Dit geschrift houdt in, voor zover van belang en zakelijk weergegeven, als verklaring van voornoemde arts:
Medische informatie betreffende [slachtoffer].
Datum voorval 12-09-04
1) plaatje met 2 boventanden uitgeslagen
2) re snijtand boven stuk (carieus element)

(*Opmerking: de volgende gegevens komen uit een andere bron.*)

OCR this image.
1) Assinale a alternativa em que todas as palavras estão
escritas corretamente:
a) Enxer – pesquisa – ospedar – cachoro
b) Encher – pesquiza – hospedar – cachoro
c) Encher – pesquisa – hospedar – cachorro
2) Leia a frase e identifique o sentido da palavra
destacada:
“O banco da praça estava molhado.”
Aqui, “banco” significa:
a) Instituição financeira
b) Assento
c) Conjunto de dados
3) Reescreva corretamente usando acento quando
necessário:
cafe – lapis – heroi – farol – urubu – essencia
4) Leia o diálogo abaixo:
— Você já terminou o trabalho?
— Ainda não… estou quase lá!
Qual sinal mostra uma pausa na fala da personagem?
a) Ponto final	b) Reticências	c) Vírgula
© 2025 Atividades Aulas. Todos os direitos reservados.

3) wondjes onderlip (tand door lip)
1) pijn bij beide oren/wangen ? geen zichtbare verwondingen
5) er is sprake van gering uitwendig bloedverlies
? De verklaring van de getuige [getuige 2] op de terechtzitting van 29 maart 2006 afgelegd, voor zover - zakelijk weergegeven - inhoudende:
Ik hoorde dat er daarvoor een gevecht was geweest. Toen ik bij de kantoorruimte op ISO G kwam zag ik [slachtoffer] staan die met een trekker in zijn hand de collega's op afstand probeerde te houden. Zij stonden om hem heen. Ik probeerde in de kantoorruimte die stok vast te pakken. Ik heb geen slagenwisseling gezien waarbij stokken werden gebruikt. Ik weet niet of [slachtoffer] toen al gewond was. Hij viel op de grond, gedeeltelijk in de deuropening van de kantoorruimte. Toen de gedetineerde op de grond lag, zag ik dat [verdachte] hem sloeg en dat [medeverdachte 1] hem een schop gaf. Ik probeerde de arm van de gedetineerde op zijn rug te brengen. Ik weet niet meer precies wie er bij waren. Ik herinner me pas namen van collega's vanaf het moment dat hij geboeid was.

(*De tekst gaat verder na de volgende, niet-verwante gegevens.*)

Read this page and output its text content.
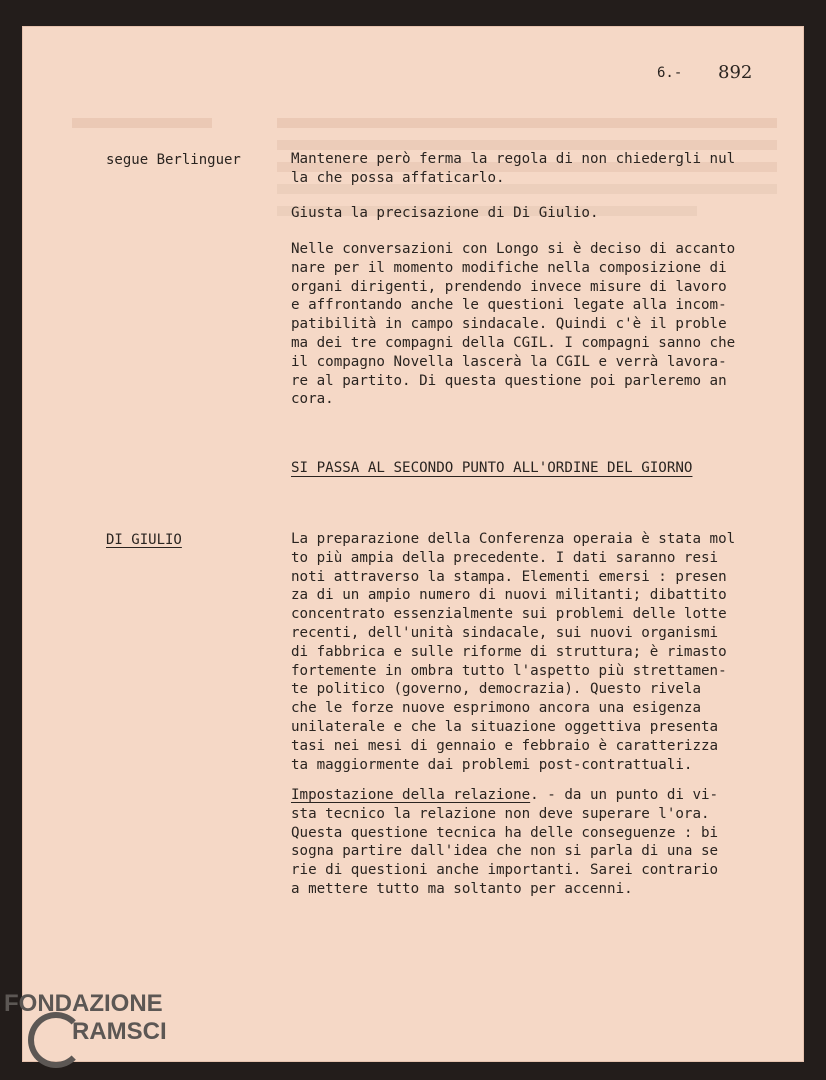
6.- 892
segue Berlinguer	Mantenere però ferma la regola di non chiedergli nul
la che possa affaticarlo.
Giusta la precisazione di Di Giulio.
Nelle conversazioni con Longo si è deciso di accanto
nare per il momento modifiche nella composizione di
organi dirigenti, prendendo invece misure di lavoro
e affrontando anche le questioni legate alla incom-
patibilità in campo sindacale. Quindi c'è il proble
ma dei tre compagni della CGIL. I compagni sanno che
il compagno Novella lascerà la CGIL e verrà lavora-
re al partito. Di questa questione poi parleremo an
cora.
SI PASSA AL SECONDO PUNTO ALL'ORDINE DEL GIORNO
DI GIULIO	La preparazione della Conferenza operaia è stata mol
to più ampia della precedente. I dati saranno resi
noti attraverso la stampa. Elementi emersi : presen
za di un ampio numero di nuovi militanti; dibattito
concentrato essenzialmente sui problemi delle lotte
recenti, dell'unità sindacale, sui nuovi organismi
di fabbrica e sulle riforme di struttura; è rimasto
fortemente in ombra tutto l'aspetto più strettamen-
te politico (governo, democrazia). Questo rivela
che le forze nuove esprimono ancora una esigenza
unilaterale e che la situazione oggettiva presenta
tasi nei mesi di gennaio e febbraio è caratterizza
ta maggiormente dai problemi post-contrattuali.
Impostazione della relazione. - da un punto di vi-
sta tecnico la relazione non deve superare l'ora.
Questa questione tecnica ha delle conseguenze : bi
sogna partire dall'idea che non si parla di una se
rie di questioni anche importanti. Sarei contrario
a mettere tutto ma soltanto per accenni.
FONDAZIONE
RAMSCI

Wat ik gezien heb toen ik hem vast had, is het volgende:
Het kan zijn dat hij op dat moment nog niet helemaal geboeid was. Het kwam op mij over dat het geweld niet meer nodig was.

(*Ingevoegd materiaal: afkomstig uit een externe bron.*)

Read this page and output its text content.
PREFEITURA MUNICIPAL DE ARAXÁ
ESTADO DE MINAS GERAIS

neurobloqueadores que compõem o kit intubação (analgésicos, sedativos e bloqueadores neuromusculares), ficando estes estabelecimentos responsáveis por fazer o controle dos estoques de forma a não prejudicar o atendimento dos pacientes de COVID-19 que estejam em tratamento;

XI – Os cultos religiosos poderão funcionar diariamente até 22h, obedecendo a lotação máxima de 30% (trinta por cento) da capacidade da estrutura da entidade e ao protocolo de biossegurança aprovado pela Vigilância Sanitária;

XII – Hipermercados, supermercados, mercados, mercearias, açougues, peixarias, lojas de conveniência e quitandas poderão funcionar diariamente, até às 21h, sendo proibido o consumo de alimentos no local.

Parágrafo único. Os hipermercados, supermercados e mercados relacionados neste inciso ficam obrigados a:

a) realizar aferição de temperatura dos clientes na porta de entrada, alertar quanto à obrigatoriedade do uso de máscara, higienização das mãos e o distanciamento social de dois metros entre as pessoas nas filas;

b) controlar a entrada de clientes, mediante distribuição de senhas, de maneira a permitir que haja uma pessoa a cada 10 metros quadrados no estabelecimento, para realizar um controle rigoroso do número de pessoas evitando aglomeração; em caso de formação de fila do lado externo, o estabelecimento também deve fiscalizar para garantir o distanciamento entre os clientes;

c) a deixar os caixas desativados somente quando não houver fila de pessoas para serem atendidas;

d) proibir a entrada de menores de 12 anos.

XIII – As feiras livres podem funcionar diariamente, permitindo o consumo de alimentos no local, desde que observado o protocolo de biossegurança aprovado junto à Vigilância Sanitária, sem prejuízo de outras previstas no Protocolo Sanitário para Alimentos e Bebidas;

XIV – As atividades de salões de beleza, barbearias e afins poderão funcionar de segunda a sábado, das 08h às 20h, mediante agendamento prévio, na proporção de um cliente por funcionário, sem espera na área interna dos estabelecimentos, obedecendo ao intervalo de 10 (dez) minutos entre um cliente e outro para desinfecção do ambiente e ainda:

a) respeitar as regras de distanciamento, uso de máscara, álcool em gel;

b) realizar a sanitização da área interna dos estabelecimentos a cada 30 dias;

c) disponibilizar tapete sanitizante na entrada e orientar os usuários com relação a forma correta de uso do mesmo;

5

[slachtoffer] lag op dat moment op de 2e ring. [verdachte] gaf hem op dat moment tikken achter op zijn hoofd. Andere collega's trokken hem bij de gedetineerde vandaan.
Ik weet niet of dit gebeurde toen we hem aan het boeien waren of dat hij al geboeid was. Ik zag dat [slachtoffer] iets uitspuugde. Achteraf hoorde ik dat het mogelijk een stuk van een prothese was geweest.
De verdediging heeft aangevoerd dat de verklaring van [getuige 2] berust op onjuiste waarnemingen. De rechtbank verwerpt dit verweer nu door de verdediging niet nader is onderbouwd waarom getuige [getuige 2], in tegenstelling tot de bij het gevecht betrokken verdachte die zelf heeft verklaard delen "kwijt" te zijn, niet in staat zou zijn geweest tot het doen van betrouwbare waarnemingen omtrent handelingen welke in diens onmiddellijke nabijheid plaats vonden.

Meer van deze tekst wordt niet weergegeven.